Starting in the fall of 2013 the university went through a lengthy process to review bookstore operations. In May, officials made the final decision to close it. Ciri says the bookstore’s budget was around $770,000.
UAS gear can now be purchased at a new convenience store in the Mourant Building, and soon at the recreation center. School supplies will be offered in vending machines on campus.
The almost 4,000 sq. foot bookstore was located in the same building as the school’s administrative services and human resources departments. In the near future, Ciri says the space will likely be used as temporary office space for staff while the Hendrickson building is renovated. Otherwise, he says UAS is actively looking at selling the building.
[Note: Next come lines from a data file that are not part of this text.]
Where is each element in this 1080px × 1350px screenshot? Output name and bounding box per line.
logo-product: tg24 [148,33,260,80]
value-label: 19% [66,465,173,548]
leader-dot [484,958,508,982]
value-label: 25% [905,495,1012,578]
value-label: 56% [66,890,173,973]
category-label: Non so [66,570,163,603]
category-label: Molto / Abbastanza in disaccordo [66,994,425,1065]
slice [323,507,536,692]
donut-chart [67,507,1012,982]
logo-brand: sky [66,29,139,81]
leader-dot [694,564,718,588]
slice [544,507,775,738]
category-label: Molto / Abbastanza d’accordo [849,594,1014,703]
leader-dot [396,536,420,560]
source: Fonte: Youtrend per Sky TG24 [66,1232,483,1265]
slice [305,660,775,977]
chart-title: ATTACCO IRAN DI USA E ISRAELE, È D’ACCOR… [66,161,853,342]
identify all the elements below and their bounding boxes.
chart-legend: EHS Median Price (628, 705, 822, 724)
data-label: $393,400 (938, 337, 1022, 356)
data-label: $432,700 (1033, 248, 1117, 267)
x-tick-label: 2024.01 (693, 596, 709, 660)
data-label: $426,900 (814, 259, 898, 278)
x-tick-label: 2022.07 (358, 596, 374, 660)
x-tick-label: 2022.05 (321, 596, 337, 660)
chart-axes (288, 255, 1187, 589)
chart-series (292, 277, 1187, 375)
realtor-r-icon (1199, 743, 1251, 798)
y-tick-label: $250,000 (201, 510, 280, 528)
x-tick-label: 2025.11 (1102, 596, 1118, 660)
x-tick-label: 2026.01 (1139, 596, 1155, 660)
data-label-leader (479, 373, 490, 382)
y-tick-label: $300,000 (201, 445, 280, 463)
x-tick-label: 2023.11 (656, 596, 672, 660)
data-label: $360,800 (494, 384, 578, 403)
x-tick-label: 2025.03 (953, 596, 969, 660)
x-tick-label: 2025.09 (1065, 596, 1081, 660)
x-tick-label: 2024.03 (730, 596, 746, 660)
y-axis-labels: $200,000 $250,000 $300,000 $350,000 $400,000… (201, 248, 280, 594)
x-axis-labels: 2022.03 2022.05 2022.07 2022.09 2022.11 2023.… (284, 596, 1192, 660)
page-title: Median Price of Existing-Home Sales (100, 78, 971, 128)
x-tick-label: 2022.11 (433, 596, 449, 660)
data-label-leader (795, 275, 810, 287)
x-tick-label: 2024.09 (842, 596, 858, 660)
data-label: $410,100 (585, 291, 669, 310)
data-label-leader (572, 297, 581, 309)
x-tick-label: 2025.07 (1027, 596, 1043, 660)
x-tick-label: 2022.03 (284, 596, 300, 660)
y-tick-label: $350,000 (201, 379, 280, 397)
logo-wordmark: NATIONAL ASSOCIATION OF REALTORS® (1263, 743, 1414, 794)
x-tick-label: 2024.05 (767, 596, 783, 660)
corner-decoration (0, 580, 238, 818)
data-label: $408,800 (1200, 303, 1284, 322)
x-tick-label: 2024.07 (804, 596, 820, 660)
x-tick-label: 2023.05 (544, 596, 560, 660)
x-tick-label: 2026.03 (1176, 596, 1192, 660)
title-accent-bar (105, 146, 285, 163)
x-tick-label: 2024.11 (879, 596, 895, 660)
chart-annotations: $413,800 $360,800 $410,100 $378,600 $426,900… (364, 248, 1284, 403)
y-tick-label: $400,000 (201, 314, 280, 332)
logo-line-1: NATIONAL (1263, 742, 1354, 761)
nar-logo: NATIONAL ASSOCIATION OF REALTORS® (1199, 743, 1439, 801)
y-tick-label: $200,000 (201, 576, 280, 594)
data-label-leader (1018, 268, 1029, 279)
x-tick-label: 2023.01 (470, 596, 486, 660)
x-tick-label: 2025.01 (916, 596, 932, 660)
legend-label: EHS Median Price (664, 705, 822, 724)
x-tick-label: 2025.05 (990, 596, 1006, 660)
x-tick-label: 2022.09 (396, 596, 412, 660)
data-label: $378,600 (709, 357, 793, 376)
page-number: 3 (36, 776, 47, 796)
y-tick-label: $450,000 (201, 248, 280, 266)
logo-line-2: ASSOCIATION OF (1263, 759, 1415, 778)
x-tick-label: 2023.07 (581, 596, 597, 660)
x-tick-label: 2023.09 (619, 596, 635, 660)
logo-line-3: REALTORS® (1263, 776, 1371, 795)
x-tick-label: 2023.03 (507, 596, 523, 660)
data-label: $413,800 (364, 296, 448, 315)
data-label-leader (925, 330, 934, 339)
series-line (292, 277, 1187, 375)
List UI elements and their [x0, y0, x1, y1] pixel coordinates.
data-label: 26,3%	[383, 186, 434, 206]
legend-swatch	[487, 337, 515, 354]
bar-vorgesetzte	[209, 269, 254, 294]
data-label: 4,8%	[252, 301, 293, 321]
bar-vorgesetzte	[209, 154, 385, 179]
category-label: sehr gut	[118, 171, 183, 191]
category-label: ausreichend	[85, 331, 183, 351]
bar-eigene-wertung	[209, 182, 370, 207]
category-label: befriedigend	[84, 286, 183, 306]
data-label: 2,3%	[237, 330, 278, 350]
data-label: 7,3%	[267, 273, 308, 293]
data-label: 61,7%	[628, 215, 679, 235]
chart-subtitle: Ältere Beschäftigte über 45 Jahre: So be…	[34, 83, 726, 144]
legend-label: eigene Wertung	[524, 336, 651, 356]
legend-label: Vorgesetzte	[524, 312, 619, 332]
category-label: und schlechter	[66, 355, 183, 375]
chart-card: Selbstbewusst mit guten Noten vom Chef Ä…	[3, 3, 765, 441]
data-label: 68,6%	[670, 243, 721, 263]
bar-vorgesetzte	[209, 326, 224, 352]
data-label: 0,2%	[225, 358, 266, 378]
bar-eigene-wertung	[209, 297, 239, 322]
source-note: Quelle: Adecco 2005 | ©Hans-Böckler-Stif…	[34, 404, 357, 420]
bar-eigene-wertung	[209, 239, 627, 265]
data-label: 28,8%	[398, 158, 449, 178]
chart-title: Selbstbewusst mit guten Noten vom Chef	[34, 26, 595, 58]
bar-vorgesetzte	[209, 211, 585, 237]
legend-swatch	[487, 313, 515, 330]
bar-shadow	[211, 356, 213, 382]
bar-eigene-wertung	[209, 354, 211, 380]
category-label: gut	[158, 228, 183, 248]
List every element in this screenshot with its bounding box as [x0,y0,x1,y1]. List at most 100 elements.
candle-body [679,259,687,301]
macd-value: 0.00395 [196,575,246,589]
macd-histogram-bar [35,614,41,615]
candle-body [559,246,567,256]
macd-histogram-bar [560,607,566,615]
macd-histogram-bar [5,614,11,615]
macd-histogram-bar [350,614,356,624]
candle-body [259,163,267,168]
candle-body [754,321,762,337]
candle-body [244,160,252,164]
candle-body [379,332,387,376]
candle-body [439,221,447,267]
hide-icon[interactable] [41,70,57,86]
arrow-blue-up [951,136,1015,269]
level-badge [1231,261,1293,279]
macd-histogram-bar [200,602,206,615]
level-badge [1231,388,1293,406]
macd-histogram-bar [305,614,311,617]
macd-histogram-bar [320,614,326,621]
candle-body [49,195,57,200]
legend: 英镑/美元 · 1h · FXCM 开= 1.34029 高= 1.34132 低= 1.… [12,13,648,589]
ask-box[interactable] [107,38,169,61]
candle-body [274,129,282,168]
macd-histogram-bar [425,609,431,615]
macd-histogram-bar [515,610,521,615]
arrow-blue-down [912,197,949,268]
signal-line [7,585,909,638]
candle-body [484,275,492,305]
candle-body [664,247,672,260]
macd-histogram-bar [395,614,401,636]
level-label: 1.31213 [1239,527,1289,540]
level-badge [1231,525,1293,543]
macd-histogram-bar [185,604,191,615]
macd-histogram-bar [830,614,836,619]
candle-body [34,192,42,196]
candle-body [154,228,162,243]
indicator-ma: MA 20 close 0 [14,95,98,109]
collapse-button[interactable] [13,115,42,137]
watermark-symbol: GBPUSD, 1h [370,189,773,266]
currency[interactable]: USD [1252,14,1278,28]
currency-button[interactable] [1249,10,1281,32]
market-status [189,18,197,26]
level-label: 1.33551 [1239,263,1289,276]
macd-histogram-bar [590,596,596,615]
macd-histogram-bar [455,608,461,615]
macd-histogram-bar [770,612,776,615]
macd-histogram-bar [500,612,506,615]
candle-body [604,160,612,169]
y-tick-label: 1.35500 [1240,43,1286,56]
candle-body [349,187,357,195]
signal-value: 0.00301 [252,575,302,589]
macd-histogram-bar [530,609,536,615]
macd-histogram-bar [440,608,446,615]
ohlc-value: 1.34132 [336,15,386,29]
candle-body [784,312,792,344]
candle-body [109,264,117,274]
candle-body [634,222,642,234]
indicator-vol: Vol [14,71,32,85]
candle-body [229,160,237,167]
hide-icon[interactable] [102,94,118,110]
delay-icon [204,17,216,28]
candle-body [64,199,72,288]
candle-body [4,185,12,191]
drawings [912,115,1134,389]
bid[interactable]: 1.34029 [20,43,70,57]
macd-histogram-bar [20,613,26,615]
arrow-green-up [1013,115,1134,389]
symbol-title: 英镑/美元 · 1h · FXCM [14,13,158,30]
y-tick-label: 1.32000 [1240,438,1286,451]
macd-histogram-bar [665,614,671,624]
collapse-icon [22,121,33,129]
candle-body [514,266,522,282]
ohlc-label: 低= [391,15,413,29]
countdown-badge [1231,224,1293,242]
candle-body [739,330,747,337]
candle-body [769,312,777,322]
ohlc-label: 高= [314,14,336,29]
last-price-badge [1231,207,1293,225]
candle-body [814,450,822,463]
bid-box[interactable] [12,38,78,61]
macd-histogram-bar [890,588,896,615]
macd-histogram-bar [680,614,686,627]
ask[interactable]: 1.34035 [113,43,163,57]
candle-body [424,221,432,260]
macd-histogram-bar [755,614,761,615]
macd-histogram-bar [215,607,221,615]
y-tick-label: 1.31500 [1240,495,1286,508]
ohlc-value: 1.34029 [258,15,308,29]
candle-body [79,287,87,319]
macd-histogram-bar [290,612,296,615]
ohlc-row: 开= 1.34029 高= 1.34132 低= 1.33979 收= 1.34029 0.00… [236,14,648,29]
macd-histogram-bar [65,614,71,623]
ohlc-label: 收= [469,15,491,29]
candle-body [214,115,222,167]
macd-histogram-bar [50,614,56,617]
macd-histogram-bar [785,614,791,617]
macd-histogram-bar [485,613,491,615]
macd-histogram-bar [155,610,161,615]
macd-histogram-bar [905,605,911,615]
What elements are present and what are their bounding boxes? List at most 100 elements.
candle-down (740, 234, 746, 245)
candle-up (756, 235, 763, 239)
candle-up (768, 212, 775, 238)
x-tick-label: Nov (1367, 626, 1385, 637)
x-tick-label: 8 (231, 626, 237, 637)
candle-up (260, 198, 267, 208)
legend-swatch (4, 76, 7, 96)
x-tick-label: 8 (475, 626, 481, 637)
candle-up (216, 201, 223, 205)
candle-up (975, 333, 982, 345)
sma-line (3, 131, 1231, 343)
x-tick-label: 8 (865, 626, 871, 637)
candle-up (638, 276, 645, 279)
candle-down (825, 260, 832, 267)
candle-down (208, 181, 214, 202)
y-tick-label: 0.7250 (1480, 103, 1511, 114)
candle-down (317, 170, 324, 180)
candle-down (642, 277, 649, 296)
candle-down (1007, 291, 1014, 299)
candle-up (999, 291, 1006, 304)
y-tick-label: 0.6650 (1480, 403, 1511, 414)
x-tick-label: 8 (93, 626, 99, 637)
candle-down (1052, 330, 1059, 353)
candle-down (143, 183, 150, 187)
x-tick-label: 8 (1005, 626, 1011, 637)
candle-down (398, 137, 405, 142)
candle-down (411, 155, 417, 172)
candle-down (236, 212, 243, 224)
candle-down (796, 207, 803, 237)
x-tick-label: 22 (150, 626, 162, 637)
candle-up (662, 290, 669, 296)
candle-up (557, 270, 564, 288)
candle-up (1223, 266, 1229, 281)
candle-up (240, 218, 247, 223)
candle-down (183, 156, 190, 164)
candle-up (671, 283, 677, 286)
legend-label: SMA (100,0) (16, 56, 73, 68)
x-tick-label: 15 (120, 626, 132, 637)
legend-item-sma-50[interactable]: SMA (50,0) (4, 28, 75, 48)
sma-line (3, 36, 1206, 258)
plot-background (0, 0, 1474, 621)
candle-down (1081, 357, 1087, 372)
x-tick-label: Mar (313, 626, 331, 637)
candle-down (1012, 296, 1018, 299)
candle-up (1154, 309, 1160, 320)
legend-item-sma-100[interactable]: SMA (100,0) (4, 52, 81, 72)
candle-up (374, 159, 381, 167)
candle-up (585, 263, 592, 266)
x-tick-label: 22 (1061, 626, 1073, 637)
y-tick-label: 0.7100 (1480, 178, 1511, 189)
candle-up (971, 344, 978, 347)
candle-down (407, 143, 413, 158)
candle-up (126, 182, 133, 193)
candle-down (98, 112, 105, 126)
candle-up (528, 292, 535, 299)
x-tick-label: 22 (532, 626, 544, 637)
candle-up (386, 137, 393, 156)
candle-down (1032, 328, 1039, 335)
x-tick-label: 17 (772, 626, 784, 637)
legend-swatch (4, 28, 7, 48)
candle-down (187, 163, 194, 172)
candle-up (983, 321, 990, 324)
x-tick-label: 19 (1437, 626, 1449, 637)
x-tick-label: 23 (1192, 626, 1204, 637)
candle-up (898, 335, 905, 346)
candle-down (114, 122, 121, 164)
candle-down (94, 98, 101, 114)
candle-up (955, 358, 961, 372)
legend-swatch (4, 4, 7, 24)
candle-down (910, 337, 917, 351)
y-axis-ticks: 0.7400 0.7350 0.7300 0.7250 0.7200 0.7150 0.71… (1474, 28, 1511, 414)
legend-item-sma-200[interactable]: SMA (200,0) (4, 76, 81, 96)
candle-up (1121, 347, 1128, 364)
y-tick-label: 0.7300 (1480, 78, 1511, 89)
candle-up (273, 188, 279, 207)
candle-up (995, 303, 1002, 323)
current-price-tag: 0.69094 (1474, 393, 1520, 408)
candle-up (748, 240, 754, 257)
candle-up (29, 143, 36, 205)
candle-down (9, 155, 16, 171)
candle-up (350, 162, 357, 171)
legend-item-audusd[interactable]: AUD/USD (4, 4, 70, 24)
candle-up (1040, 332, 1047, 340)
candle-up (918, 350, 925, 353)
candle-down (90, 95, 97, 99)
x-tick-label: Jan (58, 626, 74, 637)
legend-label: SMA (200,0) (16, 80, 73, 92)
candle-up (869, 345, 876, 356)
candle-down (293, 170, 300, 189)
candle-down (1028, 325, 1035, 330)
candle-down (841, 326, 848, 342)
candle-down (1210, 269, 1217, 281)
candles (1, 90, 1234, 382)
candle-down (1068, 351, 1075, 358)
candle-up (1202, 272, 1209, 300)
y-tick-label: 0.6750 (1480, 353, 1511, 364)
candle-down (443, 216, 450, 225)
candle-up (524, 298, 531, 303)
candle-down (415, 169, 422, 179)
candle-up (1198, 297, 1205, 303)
“Not quite certain what the solution will be for all of the business functions that are in that building yet,” Ciri says, “but if we can find a way to use space more efficiently on campus and be able to accommodate them there then we would have one less building to be maintaining, which in tight budget times would be advantageous.”
And Ciri says UAS needs to start planning for even tighter times. During the school’s Christmas break, Gov. Bill Walker asked all state agencies to look at the potential effects of a 5 percent and 8 percent budget cut. Ciri says that translates into either a $3.4 million or $4.3 million reduction, or between 30 and 50 staff members.
“That’s the equivalent of the general funding we receive for a third of all of our academic program, and so you can’t do that without significantly reducing staff. Ideally you wouldn’t do it all through staff reduction. You’d find some other strategies to do it, like selling a building,” Ciri says.
UAS is starting to look at budget cutting measures, he says, like a hiring freeze and identifying how departments can save money this fiscal year.
Full disclosure: Callie Conerton is the daughter of KTOO’s Jeff Brown.